June 11, 2013
Dr. Geoffrey Landis is a scientist and engineer at NASA Glenn Research Center. His primary research interest is planetary exploration. In his presentation that was given to the members of the NASA Academy of 2013, he discussed past and possible future exploration attempts to Venus.
Dr. Landis first started off with an overview description of Venus. Venus, the planet that is most similar in size to Earth, is quite different due to the difference in atmosphere. It has a solar flux of 2600 W/m2 which is much higher than Earth’s. It has a slightly smaller gravitational acceleration than Earth but has a long solar day compared to Earth. A solar day on Venus is 117 Earth days. The surface pressure of Venus is 92 bar which is 92 times the atmospheric pressure of Earth at sea level. The atmosphere of Venus is mainly carbon dioxide which creates a greenhouse effect. The greenhouse effect is the reason why the surface temperature is on average 452 degrees Celsius.
As for the missions, a variety of different spacecraft were sent to Venus, primarily because there was mature technology to do so. The United States competed with Russia to send spacecraft and probes to Venus and while NASA’s Pioneer Venus was the first to reach Venus, the Russian Venera’s were the first to return pictures. The Russians sent many Venera spacecrafts and the longest probe that survived lasted for only two hours, around 127 minutes. In 1989, NASA sent Magellan, which was a radar orbiter. Magellan provided a topography map of Venus using radar and showed that Venus has had a lot of volcanic activity. After Magellan, Russia’s VEGA sent two air balloons into the atmosphere of Venus which lasted 48 hours. These balloons were Teflon coated to protect from sulfuric acid in the atmosphere and collected atmospheric data. While there were many missions sent to Venus, there is still much we don’t know about the planet. For instance, why are there no plate tectonics, are there any currently active volcanoes, what is below the surface of Venus, why are there reflective “snow” surfaces at an altitude of six kilometers or higher? Other questions such as why the atmosphere rotates in just four Earth days which creates super-fast winds and how hydrogen is not part of the chemical composition of Venus’ atmosphere make it necessary for more detailed explorations to and on Venus. To do this, Dr. Landis showed us a possible mission that involves a flyer vehicle.
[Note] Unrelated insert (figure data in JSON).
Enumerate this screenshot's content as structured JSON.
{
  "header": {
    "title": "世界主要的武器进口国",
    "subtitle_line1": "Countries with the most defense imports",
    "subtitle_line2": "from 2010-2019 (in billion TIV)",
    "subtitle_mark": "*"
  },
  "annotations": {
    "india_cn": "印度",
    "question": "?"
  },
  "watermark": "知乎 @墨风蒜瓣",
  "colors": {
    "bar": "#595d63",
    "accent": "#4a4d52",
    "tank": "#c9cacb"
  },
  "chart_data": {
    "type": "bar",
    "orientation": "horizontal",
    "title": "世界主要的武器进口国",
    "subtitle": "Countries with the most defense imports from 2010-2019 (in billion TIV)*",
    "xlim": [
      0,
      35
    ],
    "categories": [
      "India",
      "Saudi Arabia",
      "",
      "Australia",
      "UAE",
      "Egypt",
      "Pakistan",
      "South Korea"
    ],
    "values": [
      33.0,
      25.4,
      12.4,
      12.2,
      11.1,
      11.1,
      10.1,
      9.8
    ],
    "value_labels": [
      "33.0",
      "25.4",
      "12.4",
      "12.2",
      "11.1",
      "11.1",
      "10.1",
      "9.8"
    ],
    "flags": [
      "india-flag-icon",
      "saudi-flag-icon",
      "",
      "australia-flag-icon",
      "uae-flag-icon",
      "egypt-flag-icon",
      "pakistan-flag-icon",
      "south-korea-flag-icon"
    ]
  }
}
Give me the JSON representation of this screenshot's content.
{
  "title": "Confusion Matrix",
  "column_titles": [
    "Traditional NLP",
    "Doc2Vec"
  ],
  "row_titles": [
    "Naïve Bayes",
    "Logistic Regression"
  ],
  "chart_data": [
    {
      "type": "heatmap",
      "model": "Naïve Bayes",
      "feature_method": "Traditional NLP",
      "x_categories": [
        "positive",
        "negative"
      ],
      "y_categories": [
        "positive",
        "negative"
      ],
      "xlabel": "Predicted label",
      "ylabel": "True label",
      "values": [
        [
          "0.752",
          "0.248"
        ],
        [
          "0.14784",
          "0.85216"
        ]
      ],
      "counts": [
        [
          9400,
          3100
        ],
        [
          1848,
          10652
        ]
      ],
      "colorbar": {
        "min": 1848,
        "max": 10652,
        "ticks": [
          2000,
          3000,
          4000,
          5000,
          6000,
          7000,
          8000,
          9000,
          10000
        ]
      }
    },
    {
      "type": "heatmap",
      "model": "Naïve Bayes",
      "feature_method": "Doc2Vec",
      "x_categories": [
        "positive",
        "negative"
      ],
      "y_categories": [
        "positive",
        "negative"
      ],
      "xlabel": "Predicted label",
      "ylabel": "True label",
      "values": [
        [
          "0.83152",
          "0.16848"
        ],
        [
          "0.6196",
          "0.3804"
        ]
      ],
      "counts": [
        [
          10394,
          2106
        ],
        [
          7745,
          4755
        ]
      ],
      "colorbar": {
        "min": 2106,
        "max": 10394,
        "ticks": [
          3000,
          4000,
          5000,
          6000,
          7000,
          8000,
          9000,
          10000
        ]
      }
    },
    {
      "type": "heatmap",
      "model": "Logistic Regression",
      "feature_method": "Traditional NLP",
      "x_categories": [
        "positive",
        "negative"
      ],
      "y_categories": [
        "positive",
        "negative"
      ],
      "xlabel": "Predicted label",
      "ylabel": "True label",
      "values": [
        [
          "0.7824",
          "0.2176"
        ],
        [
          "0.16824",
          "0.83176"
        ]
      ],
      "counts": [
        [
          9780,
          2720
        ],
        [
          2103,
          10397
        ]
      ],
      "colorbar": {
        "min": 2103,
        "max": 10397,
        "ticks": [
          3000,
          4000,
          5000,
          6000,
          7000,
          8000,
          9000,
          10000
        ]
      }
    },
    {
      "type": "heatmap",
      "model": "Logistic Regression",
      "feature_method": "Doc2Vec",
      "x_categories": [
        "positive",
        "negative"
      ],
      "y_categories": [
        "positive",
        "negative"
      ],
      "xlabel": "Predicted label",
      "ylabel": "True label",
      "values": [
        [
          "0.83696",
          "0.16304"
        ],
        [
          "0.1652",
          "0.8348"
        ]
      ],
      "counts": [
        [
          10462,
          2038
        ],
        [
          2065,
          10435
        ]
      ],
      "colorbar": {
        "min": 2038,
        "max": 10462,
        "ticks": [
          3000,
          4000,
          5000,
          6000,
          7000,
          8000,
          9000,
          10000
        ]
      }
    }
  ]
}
The flyer vehicle would fly around 25 km at 250 degrees Celsius. This would be the most optimal level to fly around Venus. At this altitude, the density is similar to Earth and since the gravity is lower than Earth’s it would be easier to fly. Also with a higher solar flux, solar power would be much more effective on Venus than on Earth. There are challenges however, to flying in Venus’ atmosphere. Since the atmosphere produces fast winds, the aircraft would need to fly faster than the speed of the wind to travel upstream of the wind. Dr. Landis showed calculations on the altitude level required for certain wingspan lengths for the flyer to be able to fly against the wind. The proposed design of the flyer would be able to fly on Venus and collect valuable data that we currently do not have.
Dr. Landis is confident that a flyer on Venus would work and that it would return valuable information, which would help answer many of the questions proposed above. Dr. Landis is also interested in exploring other planets such as Mars using aerial vehicles. He believes that with a fast traveling vehicle, we can obtain vast amounts of atmospheric and topological data over a large region of a planet or moon. These potential exploration missions could help us understand more about our solar system in a way that we have never seen before.